The country’s largest power exchange, Indian Energy Exchange Ltd., is looking to roll out a dedicated platform for the trade of clean electricity in the next six months, Rajesh K. Mediratta, a director at the exchange, said in an interview in New Delhi.
“Power purchase agreements with a long time period of 25 years won’t be viable for all of the 100 gigawatts of solar capacity that the country envisages,” Mediratta said, adding that he will soon send the proposal to the Central Electricity Regulatory Commission, India’s power regulator.
The push for a better way to buy and sell clean electricity comes as India anticipates an influx of renewable energy spurred on by government support. Indian Prime Minister Narendra Modi aims t
o install 100 gigawatts of solar,
60 gigawatts of wind and 15 gigawatts of other types of clean energy by 2022 at an estimated cost of $200 billion.
Power distribution companies, facing accumulated losses that the government puts at 3.8 trillion rupees, have been slow to embrace solar and wind over cheaper coal-fired plants. Indeed, the distribution companies, also known as
discoms, are finding it difficult to buy green electricity generated from a modest current base of 8 gigawatts of solar and 27 gigawatts of wind capacity.
Some of India’s clean-energy companies, including foreign firms, say they haven’t received payment for the electricity they generate for more than 10 months. A green power exchange would help by providing a fall-back mechanism for power sellers, they say.
“Once it is allowed to sell power to any third party in case of default or a delay in payments from discoms, the seller has an option to sell its electricity through an exchange, subject to enabling open access requirements, and hence recover its return in part or full,” Sanjay Aggarwal, managing director at the Indian arm of Finnish utility Fortum OYJ, said in an e-mail.

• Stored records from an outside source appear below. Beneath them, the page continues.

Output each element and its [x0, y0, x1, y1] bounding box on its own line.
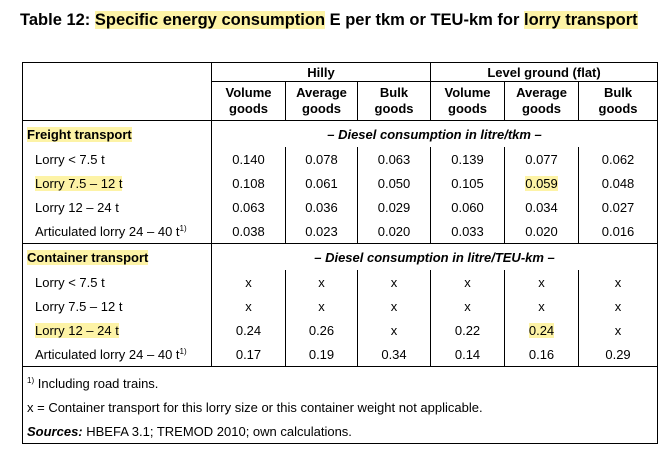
value-cell: 0.139	[430, 147, 506, 171]
group-header-hilly: Hilly	[210, 62, 432, 82]
value-cell: 0.059	[504, 171, 580, 195]
value-cell: 0.26	[285, 318, 358, 342]
value-cell: 0.14	[430, 342, 506, 367]
value-cell: 0.062	[578, 147, 659, 171]
footnote-2: x = Container transport for this lorry s…	[21, 395, 659, 419]
row-label: Lorry 7.5 – 12 t	[22, 171, 212, 195]
table-row: Lorry 7.5 – 12 t 0.108 0.061 0.050 0.105 0.05…	[22, 171, 659, 195]
section-label: Container transport	[22, 243, 212, 270]
value-cell: 0.34	[356, 342, 432, 367]
row-label: Lorry 12 – 24 t	[22, 195, 212, 219]
value-cell: x	[211, 270, 286, 294]
value-cell: 0.050	[356, 171, 432, 195]
value-cell: 0.020	[356, 219, 432, 244]
value-cell: 0.038	[211, 219, 286, 244]
section-unit-note: – Diesel consumption in litre/tkm –	[210, 120, 659, 147]
value-cell: x	[211, 294, 286, 318]
row-label: Lorry 7.5 – 12 t	[22, 294, 212, 318]
table-row: Lorry 12 – 24 t 0.24 0.26 x 0.22 0.24 x	[22, 318, 659, 342]
value-cell: 0.033	[430, 219, 506, 244]
value-cell: 0.029	[356, 195, 432, 219]
row-label: Lorry 12 – 24 t	[22, 318, 212, 342]
value-cell: x	[356, 270, 432, 294]
column-header: Bulk goods	[356, 81, 432, 121]
energy-consumption-table: Hilly Level ground (flat) Volume goods Ave…	[21, 62, 659, 444]
value-cell: 0.078	[285, 147, 358, 171]
table-row: Articulated lorry 24 – 40 t1) 0.17 0.19 0.3…	[22, 342, 659, 367]
footnote-1: 1) Including road trains.	[21, 366, 659, 395]
value-cell: 0.036	[285, 195, 358, 219]
value-cell: 0.16	[504, 342, 580, 367]
value-cell: 0.060	[430, 195, 506, 219]
value-cell: 0.020	[504, 219, 580, 244]
value-cell: 0.023	[285, 219, 358, 244]
table-row: Articulated lorry 24 – 40 t1) 0.038 0.023 0…	[22, 219, 659, 244]
value-cell: x	[356, 318, 432, 342]
column-header: Bulk goods	[578, 81, 659, 121]
group-header-flat: Level ground (flat)	[430, 62, 659, 82]
value-cell: x	[430, 270, 506, 294]
value-cell: 0.027	[578, 195, 659, 219]
section-unit-note: – Diesel consumption in litre/TEU-km –	[210, 243, 659, 270]
row-label: Lorry < 7.5 t	[22, 147, 212, 171]
value-cell: 0.140	[211, 147, 286, 171]
value-cell: x	[430, 294, 506, 318]
row-label: Lorry < 7.5 t	[22, 270, 212, 294]
value-cell: 0.108	[211, 171, 286, 195]
value-cell: 0.24	[504, 318, 580, 342]
value-cell: x	[578, 294, 659, 318]
row-label: Articulated lorry 24 – 40 t1)	[22, 342, 212, 367]
value-cell: x	[285, 270, 358, 294]
value-cell: x	[504, 294, 580, 318]
value-cell: 0.077	[504, 147, 580, 171]
value-cell: 0.24	[211, 318, 286, 342]
table-title: Table 12: Specific energy consumption E …	[20, 11, 638, 29]
value-cell: x	[285, 294, 358, 318]
table-row: Lorry 12 – 24 t 0.063 0.036 0.029 0.060 0.034…	[22, 195, 659, 219]
value-cell: 0.29	[578, 342, 659, 367]
title-highlight-1: Specific energy consumption	[94, 11, 326, 29]
value-cell: 0.063	[211, 195, 286, 219]
column-header: Volume goods	[211, 81, 286, 121]
column-header: Average goods	[504, 81, 580, 121]
value-cell: x	[578, 318, 659, 342]
value-cell: 0.105	[430, 171, 506, 195]
value-cell: 0.048	[578, 171, 659, 195]
column-header: Volume goods	[430, 81, 506, 121]
column-header: Average goods	[285, 81, 358, 121]
section-label: Freight transport	[22, 120, 212, 147]
table-row: Lorry < 7.5 t 0.140 0.078 0.063 0.139 0.077 0.…	[22, 147, 659, 171]
value-cell: 0.061	[285, 171, 358, 195]
value-cell: 0.016	[578, 219, 659, 244]
value-cell: 0.034	[504, 195, 580, 219]
value-cell: 0.063	[356, 147, 432, 171]
corner-cell	[22, 62, 212, 121]
title-highlight-2: lorry transport	[523, 11, 638, 29]
value-cell: 0.17	[211, 342, 286, 367]
value-cell: x	[356, 294, 432, 318]
value-cell: x	[504, 270, 580, 294]
row-label: Articulated lorry 24 – 40 t1)	[22, 219, 212, 244]
sources-note: Sources: HBEFA 3.1; TREMOD 2010; own cal…	[21, 419, 659, 444]
value-cell: 0.19	[285, 342, 358, 367]
value-cell: 0.22	[430, 318, 506, 342]
value-cell: x	[578, 270, 659, 294]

This may help reduce the risk of delays in payment by distribution companies to some extent, Aggarwal added. In January, Fortum won the right to develop 70 megawatts of solar capacity at a record-low bid of 4.34 rupees a kilowatt-hour at a government auction.
Indian Energy Exchange’s Mediratta plans for both a day-ahead market, where buyers and sellers decide on a transaction a day ahead of green electricity supply, and a spot or intra-day market.
“Not only will developers be encouraged to build extra capacity, as lenders will be assured of off-take, no one will be stranded without options,” he added.
According to Bloomberg New Energy Finance, the spot sale of power opens up a project to fluctuating revenue driven by daily demand and supply as opposed to a fixed revenue stream assured by power purchase agreements.
“This could make it difficult for developers to get projects financed andonly some portion of a project’s generation may, therefore, be seen sold on the exchange,” said Ashish Sethia, head of Asia-Pacific gas and power analysis at BNEF.
At present, clean energy developers sign a 25-year power purchase agreement with the government, where the tariff for solar projects is discovered and fixed through auctions, while wind is a feed-in-tariff determined separately by each state. The IEX’s spot power market saw the highest-ever monthly trade in the month of July, up 14 percent over the same period last month, according to a news release.